A turma dos pequenos era formada por crianças do jardim de infância, todas recém-iniciadas no jogo.

Os pais, desejando um futuro brilhante, acreditavam que o xadrez ajudava a desenvolver o raciocínio, e levavam os filhos faça chuva ou faça sol.

Durante a semana, Lu Ying tinha apenas uma aula noturna; nos fins de semana, o movimento era intenso e a voz ficava rouca.

Nesse período, Hu Chuang foi ao Instituto visitá-la e aproveitou para deixar o filho.

— Fique à vontade — disse Hu Chuang —, pode ser dura com ele.

— Eu nunca bato em criança — respondeu Lu Ying.

Hu Chuang coçou o nariz:

— Talvez eu me atrase para buscar depois da aula, abri uma nova empresa com Zhouzi.

Lu Ying, enquanto passava recibos para outros pais, disse:

— Não tem problema, podemos cuidar dele aqui, inclusive alimentar.

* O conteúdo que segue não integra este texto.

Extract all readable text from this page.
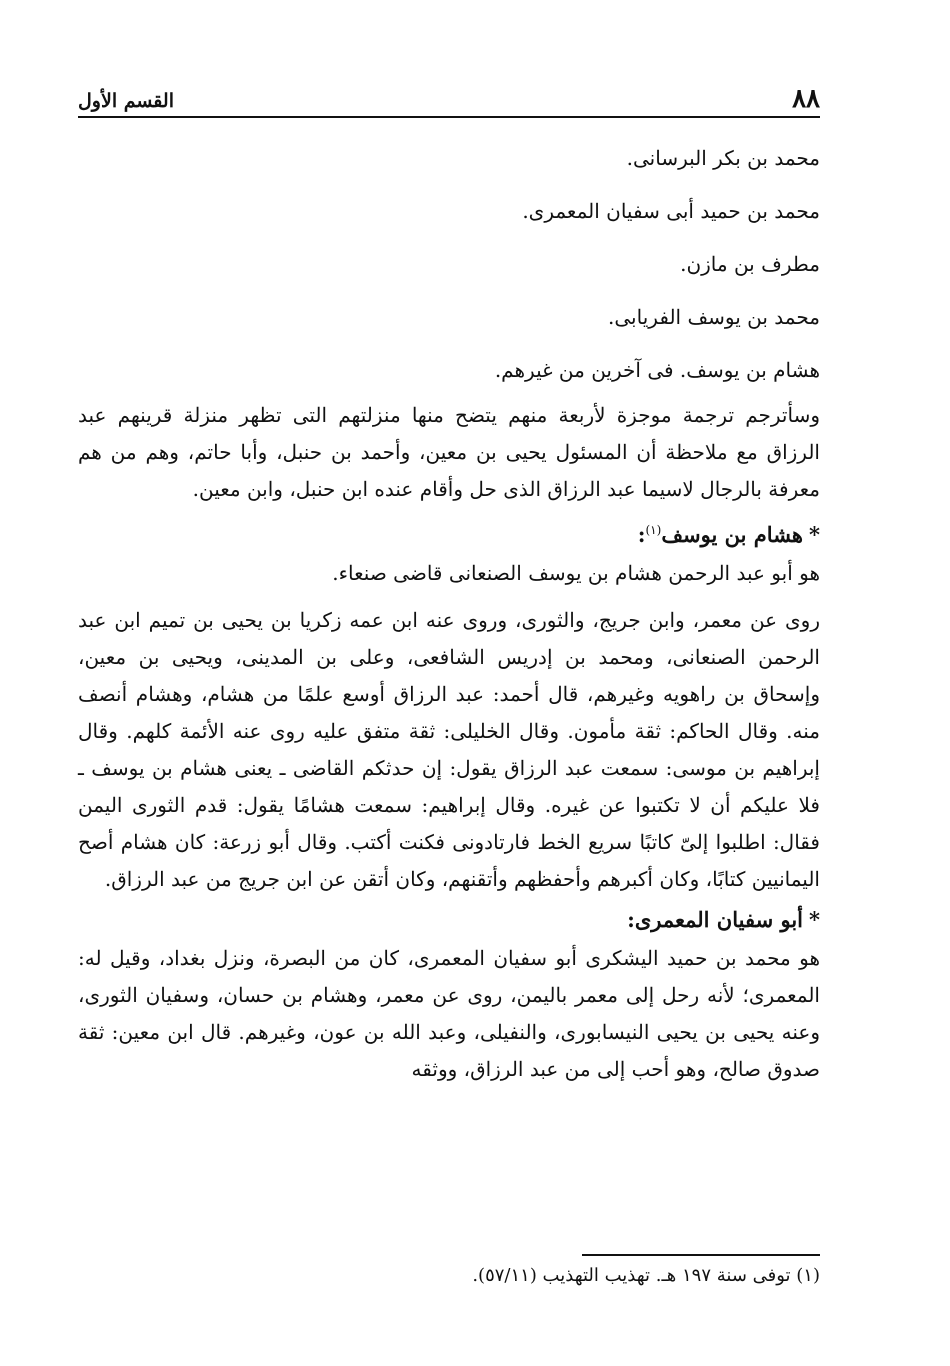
٨٨
القسم الأول
محمد بن بكر البرسانى.
محمد بن حميد أبى سفيان المعمرى.
مطرف بن مازن.
محمد بن يوسف الفريابى.
هشام بن يوسف. فى آخرين من غيرهم.

وسأترجم ترجمة موجزة لأربعة منهم يتضح منها منزلتهم التى تظهر منزلة قرينهم عبد الرزاق مع ملاحظة أن المسئول يحيى بن معين، وأحمد بن حنبل، وأبا حاتم، وهم من هم معرفة بالرجال لاسيما عبد الرزاق الذى حل وأقام عنده ابن حنبل، وابن معين.

*هشام بن يوسف$^{(١)}$:

هو أبو عبد الرحمن هشام بن يوسف الصنعانى قاضى صنعاء.

روى عن معمر، وابن جريج، والثورى، وروى عنه ابن عمه زكريا بن يحيى بن تميم ابن عبد الرحمن الصنعانى، ومحمد بن إدريس الشافعى، وعلى بن المدينى، ويحيى بن معين، وإسحاق بن راهويه وغيرهم، قال أحمد: عبد الرزاق أوسع علمًا من هشام، وهشام أنصف منه. وقال الحاكم: ثقة مأمون. وقال الخليلى: ثقة متفق عليه روى عنه الأئمة كلهم. وقال إبراهيم بن موسى: سمعت عبد الرزاق يقول: إن حدثكم القاضى ـ يعنى هشام بن يوسف ـ فلا عليكم أن لا تكتبوا عن غيره. وقال إبراهيم: سمعت هشامًا يقول: قدم الثورى اليمن فقال: اطلبوا إلىّ كاتبًا سريع الخط فارتادونى فكنت أكتب. وقال أبو زرعة: كان هشام أصح اليمانيين كتابًا، وكان أكبرهم وأحفظهم وأتقنهم، وكان أتقن عن ابن جريج من عبد الرزاق.

*أبو سفيان المعمرى:

هو محمد بن حميد اليشكرى أبو سفيان المعمرى، كان من البصرة، ونزل بغداد، وقيل له: المعمرى؛ لأنه رحل إلى معمر باليمن، روى عن معمر، وهشام بن حسان، وسفيان الثورى، وعنه يحيى بن يحيى النيسابورى، والنفيلى، وعبد الله بن عون، وغيرهم. قال ابن معين: ثقة صدوق صالح، وهو أحب إلى من عبد الرزاق، ووثقه

(١) توفى سنة ١٩٧ هـ. تهذيب التهذيب (٥٧/١١).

Hu Chuang hesitou, depois insistiu:

— A empresa vai bem, mas Zhouzi apanhou tanto do avô que quem faz o trabalho pesado sou eu.

— Está trabalhando duro, irmão Hu.

Hu Chuang não desistiu:

— Descobrimos quem está por trás do entregador de encomendas. Por ter filmado no Palácio Imperial, Zhouzi o puniu, então ele chamou os irmãos para se vingar.

— Entendi.

Hu Chuang ficou sem palavras, forçou-se a continuar:

— Foi um acaso aquele dia, normalmente eles não teriam contato com você...

— Eu sei — Lu Ying levantou os olhos —, também entendi por que o segundo irmão não queria que eu fosse ao Palácio.

Hu Chuang não soube o que dizer:

— Zhouzi...

Lu Ying ergueu os cílios, fitando-o com olhos límpidos.

Hu Chuang se calou imediatamente.

Por isso mesmo, pensava ele, que preferia o Ártico.

Definitivamente não era para esse tipo de coisa!

-

Apesar do fim do Ano Novo, o frio persistia.

No dia quatro, Lu Ying tirou Jin Beizhou da lista de bloqueados e lhe enviou uma mensagem: “Amanhã é o dia de dar entrada nos papéis, não se esqueça.”

Ele respondeu imediatamente: “Certo.”

A atitude era tão pronta que Lu Ying chegou a pensar que ele já tinha alguém novo, ansioso por divorciar-se de um lado e casar-se do outro.

Alguns segundos depois, ele mandou outra mensagem:

“O que preciso levar de documentos?”

Lu Ying: “Use a pesquisa.”

Cinco minutos depois.

“Não encontro o livro de registro.”

Lu Ying: “...”

“Você que guardou, volte para me ajudar a procurar.”